As regras de execução e as normas de segurança informática adotadas nos termos do artigo 10.o da Decisão C(2006) 3602 mantêm-se em vigor na medida em que não entrem em conflito com a presente decisão, até serem substituídas pelas regras de execução e as normas a adotar nos termos do artigo 13.o da presente decisão. Qualquer referência ao artigo 10.o da Decisão C(2006) 3602 deve ser entendida como referência ao artigo 13.o da presente decisão.
Artigo 19.o
Entrada em vigor
A presente decisão entra em vigor no vigésimo dia seguinte ao da sua publicação no Jornal Oficial da União Europeia.
Feito em Bruxelas, em 10 de janeiro de 2017.
Pela Comissão
O Presidente
Jean-Claude JUNCKER
(1) Regulamento (CE) n.o 45/2001 do Parlamento Europeu e do Conselho, de 18 de dezembro de 2000, relativo à proteção das pessoas singulares no que diz respeito ao tratamento de dados pessoais pelas instituições e pelos órgãos comunitários e à livre circulação desses dados (JO L 8 de 12.1.2001, p. 1).
(2) Decisão (UE, Euratom) 2015/443 da Comissão, de 13 de março de 2015, relativa à segurança na Comissão (JO L 72 de 17.3.2015, p. 41).
(3) Decisão (UE, Euratom) 2015/444 da Comissão, de 13 de março de 2015, relativa às regras de segurança aplicáveis à proteção das informações classificadas da UE (JO L 72 de 17.3.2015, p. 53).

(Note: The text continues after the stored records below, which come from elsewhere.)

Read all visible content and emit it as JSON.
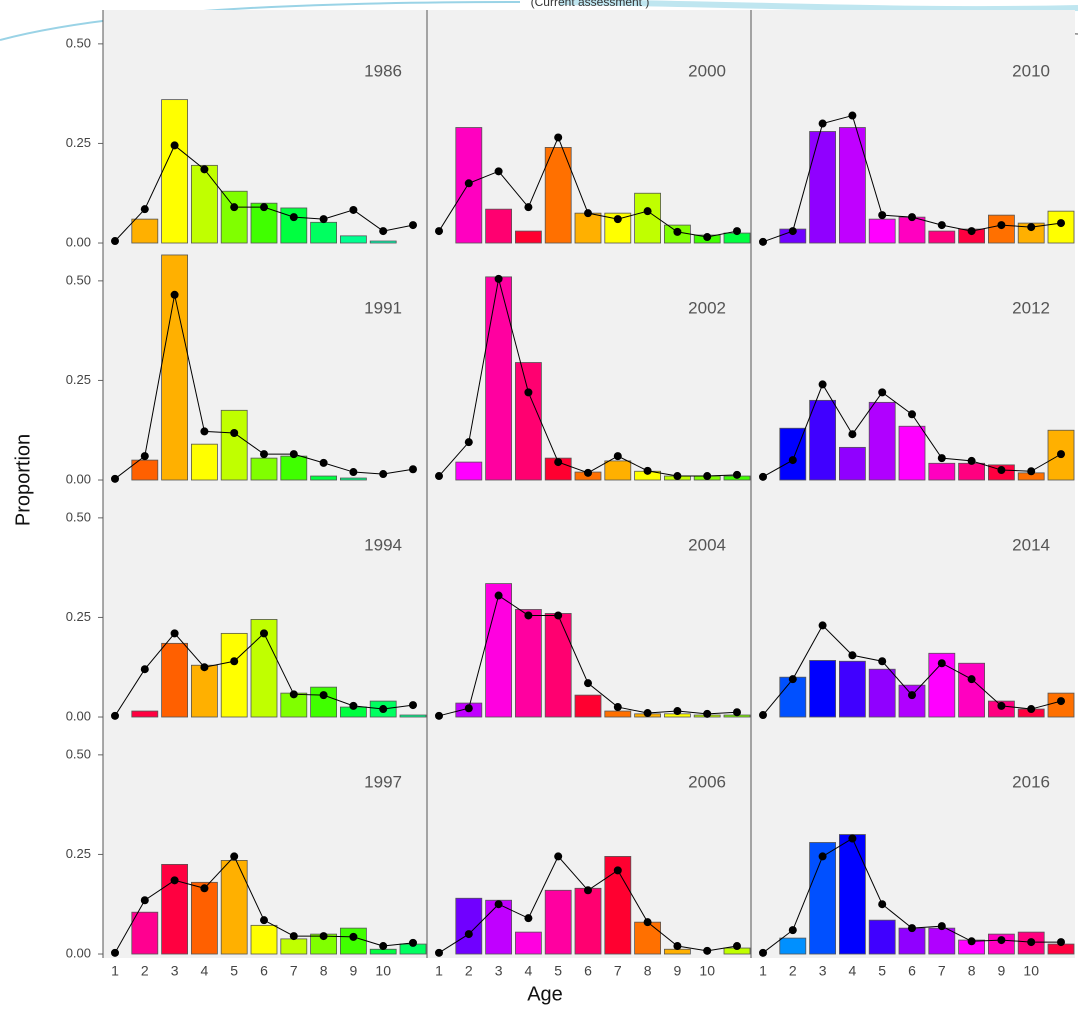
{
  "chart_data": {
    "type": "bar",
    "title": "(Current assessment )",
    "x_label": "Age",
    "y_label": "Proportion",
    "categories": [
      "1",
      "2",
      "3",
      "4",
      "5",
      "6",
      "7",
      "8",
      "9",
      "10",
      null
    ],
    "ylim": [
      -0.01,
      0.585
    ],
    "yticks": [
      {
        "value": 0,
        "label": "0.00"
      },
      {
        "value": 0.25,
        "label": "0.25"
      },
      {
        "value": 0.5,
        "label": "0.50"
      }
    ],
    "grid": false,
    "panels": [
      {
        "label": "1986",
        "values": [
          0,
          0.06,
          0.36,
          0.195,
          0.13,
          0.1,
          0.088,
          0.052,
          0.018,
          0.005,
          0
        ],
        "colors": [
          "#FF3000",
          "#FFB000",
          "#FFFF00",
          "#C0FF00",
          "#80FF00",
          "#40FF00",
          "#00FF40",
          "#00FF60",
          "#00FF90",
          "#00FFB0",
          "#00FFD0"
        ],
        "line": {
          "values": [
            0.005,
            0.085,
            0.245,
            0.185,
            0.09,
            0.09,
            0.065,
            0.06,
            0.083,
            0.03,
            0.045
          ],
          "color": "#000000"
        }
      },
      {
        "label": "1991",
        "values": [
          0,
          0.05,
          0.565,
          0.09,
          0.175,
          0.055,
          0.06,
          0.01,
          0.005,
          0,
          0
        ],
        "colors": [
          "#FF0040",
          "#FF6000",
          "#FFB000",
          "#FFFF00",
          "#C0FF00",
          "#80FF00",
          "#40FF00",
          "#00FF40",
          "#00FF80",
          "#00FFA0",
          "#00FFC0"
        ],
        "line": {
          "values": [
            0.003,
            0.06,
            0.465,
            0.122,
            0.118,
            0.065,
            0.065,
            0.043,
            0.02,
            0.015,
            0.027
          ],
          "color": "#000000"
        }
      },
      {
        "label": "1994",
        "values": [
          0,
          0.015,
          0.185,
          0.13,
          0.21,
          0.245,
          0.06,
          0.075,
          0.025,
          0.04,
          0.005
        ],
        "colors": [
          "#FF0090",
          "#FF0040",
          "#FF6000",
          "#FFB000",
          "#FFFF00",
          "#C0FF00",
          "#80FF00",
          "#40FF00",
          "#00FF40",
          "#00FF60",
          "#00FF90"
        ],
        "line": {
          "values": [
            0.003,
            0.12,
            0.21,
            0.125,
            0.14,
            0.21,
            0.057,
            0.055,
            0.028,
            0.02,
            0.03
          ],
          "color": "#000000"
        }
      },
      {
        "label": "1997",
        "values": [
          0,
          0.105,
          0.225,
          0.18,
          0.235,
          0.072,
          0.038,
          0.05,
          0.065,
          0.012,
          0.025
        ],
        "colors": [
          "#FF00C0",
          "#FF0090",
          "#FF0040",
          "#FF6000",
          "#FFB000",
          "#FFFF00",
          "#C0FF00",
          "#80FF00",
          "#40FF00",
          "#00FF40",
          "#00FF60"
        ],
        "line": {
          "values": [
            0.003,
            0.135,
            0.185,
            0.165,
            0.245,
            0.085,
            0.045,
            0.045,
            0.043,
            0.02,
            0.028
          ],
          "color": "#000000"
        }
      },
      {
        "label": "2000",
        "values": [
          0,
          0.29,
          0.085,
          0.03,
          0.24,
          0.075,
          0.075,
          0.125,
          0.045,
          0.02,
          0.025
        ],
        "colors": [
          "#FF00FF",
          "#FF00C0",
          "#FF0070",
          "#FF0030",
          "#FF7000",
          "#FFB000",
          "#FFFF00",
          "#C0FF00",
          "#80FF00",
          "#40FF00",
          "#00FF40"
        ],
        "line": {
          "values": [
            0.03,
            0.15,
            0.18,
            0.09,
            0.265,
            0.075,
            0.06,
            0.08,
            0.028,
            0.015,
            0.03
          ],
          "color": "#000000"
        }
      },
      {
        "label": "2002",
        "values": [
          0,
          0.045,
          0.51,
          0.295,
          0.055,
          0.02,
          0.048,
          0.022,
          0.01,
          0.01,
          0.01
        ],
        "colors": [
          "#C000FF",
          "#FF00FF",
          "#FF00A0",
          "#FF0070",
          "#FF0030",
          "#FF7000",
          "#FFB000",
          "#FFFF00",
          "#C0FF00",
          "#80FF00",
          "#40FF00"
        ],
        "line": {
          "values": [
            0.01,
            0.095,
            0.505,
            0.22,
            0.045,
            0.018,
            0.06,
            0.023,
            0.01,
            0.01,
            0.013
          ],
          "color": "#000000"
        }
      },
      {
        "label": "2004",
        "values": [
          0,
          0.035,
          0.335,
          0.27,
          0.26,
          0.055,
          0.015,
          0.008,
          0.008,
          0.005,
          0.005
        ],
        "colors": [
          "#9000FF",
          "#C000FF",
          "#FF00E0",
          "#FF00A0",
          "#FF0070",
          "#FF0030",
          "#FF7000",
          "#FFB000",
          "#FFFF00",
          "#C0FF00",
          "#80FF00"
        ],
        "line": {
          "values": [
            0.003,
            0.022,
            0.305,
            0.255,
            0.255,
            0.085,
            0.025,
            0.01,
            0.015,
            0.008,
            0.012
          ],
          "color": "#000000"
        }
      },
      {
        "label": "2006",
        "values": [
          0,
          0.14,
          0.135,
          0.055,
          0.16,
          0.165,
          0.245,
          0.08,
          0.012,
          0,
          0.015
        ],
        "colors": [
          "#4000FF",
          "#7000FF",
          "#C000FF",
          "#FF00E0",
          "#FF00A0",
          "#FF0070",
          "#FF0030",
          "#FF7000",
          "#FFB000",
          "#FFFF00",
          "#C0FF00"
        ],
        "line": {
          "values": [
            0.003,
            0.05,
            0.125,
            0.09,
            0.245,
            0.16,
            0.21,
            0.08,
            0.02,
            0.008,
            0.02
          ],
          "color": "#000000"
        }
      },
      {
        "label": "2010",
        "values": [
          0,
          0.035,
          0.28,
          0.29,
          0.06,
          0.065,
          0.03,
          0.035,
          0.07,
          0.05,
          0.08
        ],
        "colors": [
          "#4000FF",
          "#7000FF",
          "#9000FF",
          "#C000FF",
          "#FF00FF",
          "#FF00C0",
          "#FF0080",
          "#FF0040",
          "#FF7000",
          "#FFB000",
          "#FFFF00"
        ],
        "line": {
          "values": [
            0.003,
            0.03,
            0.3,
            0.32,
            0.07,
            0.065,
            0.045,
            0.03,
            0.045,
            0.04,
            0.05
          ],
          "color": "#000000"
        }
      },
      {
        "label": "2012",
        "values": [
          0,
          0.13,
          0.2,
          0.082,
          0.195,
          0.135,
          0.042,
          0.042,
          0.038,
          0.018,
          0.125
        ],
        "colors": [
          "#0040FF",
          "#0000FF",
          "#4000FF",
          "#9000FF",
          "#B000FF",
          "#FF00FF",
          "#FF00C0",
          "#FF0080",
          "#FF0040",
          "#FF7000",
          "#FFB000"
        ],
        "line": {
          "values": [
            0.008,
            0.05,
            0.24,
            0.115,
            0.22,
            0.165,
            0.055,
            0.048,
            0.025,
            0.022,
            0.065
          ],
          "color": "#000000"
        }
      },
      {
        "label": "2014",
        "values": [
          0,
          0.1,
          0.142,
          0.14,
          0.12,
          0.08,
          0.16,
          0.135,
          0.04,
          0.02,
          0.06
        ],
        "colors": [
          "#0090FF",
          "#0050FF",
          "#0000FF",
          "#4000FF",
          "#9000FF",
          "#B000FF",
          "#FF00FF",
          "#FF00C0",
          "#FF0080",
          "#FF0040",
          "#FF7000"
        ],
        "line": {
          "values": [
            0.005,
            0.095,
            0.23,
            0.155,
            0.14,
            0.055,
            0.135,
            0.095,
            0.028,
            0.02,
            0.04
          ],
          "color": "#000000"
        }
      },
      {
        "label": "2016",
        "values": [
          0,
          0.04,
          0.28,
          0.3,
          0.085,
          0.065,
          0.065,
          0.035,
          0.05,
          0.055,
          0.025
        ],
        "colors": [
          "#00C0FF",
          "#0090FF",
          "#0050FF",
          "#0000FF",
          "#4000FF",
          "#9000FF",
          "#B000FF",
          "#FF00FF",
          "#FF00C0",
          "#FF0080",
          "#FF0040"
        ],
        "line": {
          "values": [
            0.003,
            0.06,
            0.245,
            0.29,
            0.125,
            0.065,
            0.07,
            0.032,
            0.035,
            0.03,
            0.03
          ],
          "color": "#000000"
        }
      }
    ]
  }
}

(4) Estabelecido pelo Regulamento (CEE, Euratom, CECA) n.o 259/68 do Conselho, de 29 de fevereiro de 1968, que fixa o Estatuto dos Funcionários das Comunidades Europeias assim como o Regime aplicável aos outros agentes destas Comunidades, e institui medidas especiais temporariamente aplicáveis aos funcionários da Comissão (Estatuto dos Funcionários) (JO L 56 de 4.3.1968, p. 1).
(5) Decisão da Comissão de 12 de novembro de 2008 relativa ao regime aplicável aos peritos nacionais destacados e aos peritos nacionais em formação profissional nos serviços da Comissão [C(2008) 6866 final].
(6) Decisão 1999/352/CE, CECA, Euratom da Comissão, de 28 de abril de 1999, que institui o Organismo Europeu de Luta Antifraude (OLAF) (JO L 136 de 31.5.1999, p. 20).
(7) Regulamento (CE) n.o 1049/2001 do Parlamento Europeu e do Conselho, de 30 de maio de 2001, relativo ao acesso do público aos documentos do Parlamento Europeu, do Conselho e da Comissão (JO L 145 de 31.5.2001, p. 43).
(8) Decisão 2002/47/CE, CECA, Euratom da Comissão, de 23 de janeiro de 2002, que altera o seu regulamento interno (JO L 21 de 24.1.2002, p. 23).
(9) Regulamento (UE, Euratom) n.o 883/2013 do Parlamento Europeu e do Conselho, de 11 de setembro de 2013, relativo aos inquéritos efetuados pelo Organismo Europeu de Luta Antifraude (OLAF) e que revoga o Regulamento (CE) n.o 1073/1999 do Parlamento Europeu e do Conselho e o Regulamento (Euratom) n.o 1074/1999 do Conselho (JO L 248 de 18.9.2013, p. 1).